By Jeremy Mathews | January 21, 2007

Depending on who you ask, Joe Strummer was an innovator, a coward, a digester of all styles and types of music, a confused jerk and/or a dreamer. “Joe Strummer: The Future is Unwritten” searches for the truth about the musician who shifted from hippie to punk, expanded the scope and possibility of his newfound genre, then quit at the pinnacle of the fame he initially craved.

Documentarian Julien Temple orchestrates a pile of archival footage and interviews—including some with Strummer shot prior to his death in December 2002—into a blazing tribute full of animation, montages and rarities. Some of the archival footage is remarkable, including a shot in the opening sequence showing Strummer in the studio recording “The Clash” in 1977. We hear his vocals to “White Riot” a cappella, the raw power of it standing out without the violent instrumentation serving as a motivator.
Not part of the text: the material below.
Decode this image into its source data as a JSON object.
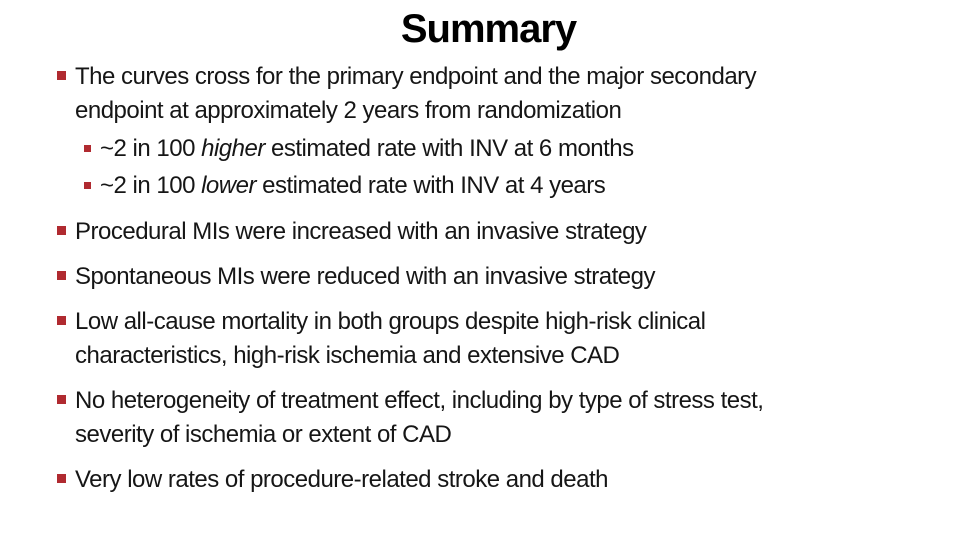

As it has a more complex subject than Temple’s 2000 Sex Pistols documentary, “The Filth and the Fury,” the movie takes on an introspective tone as it searches for the essence of Strummer’s life. Seen as a caring, politically conscious and charismatic by most of the interviewees, he nevertheless had behavioral lapses.

His most infamous turn came when he joined The Clash. As he ditched his his first successful local London band, The 101ers, to become a punk rocker, he adopted the jaded, angry persona of the movement and didn’t even acknowledge his friends from the old scene anymore. Others note his era of personal discovery after he left The Clash and refrained from producing music for a long time.

But everyone remembers Strummer’s complete and never-dying love for music. Friends and collaborators share their memories at campfire gatherings, held in tribute to those Strummer arranged in his later years to encourage the return of a sense of community to people’s lives. Temple intimately shoots his subjects with the fire illuminating their faces and flickering in the foreground. The less expected faces include director Jim Jarmusch and actor Steve Buscemi, who both worked with Strummer on the film “Mystery Train,” and celebrities like Johnny Depp and Martin Scorsese.

Temple never identifies his subjects with title cards, presumably to give the film a less stuffy feel. However, the decision may frustrate people who want to know who some of the people, aged 20 or 30 years, are. The structure also tends to wander a bit, with more interview clips than are necessary. (Not every music documentary needs to have Bono in it.) But Temple succeeds in creating a portrait neither glowing nor damning, but representative of a remarkable man.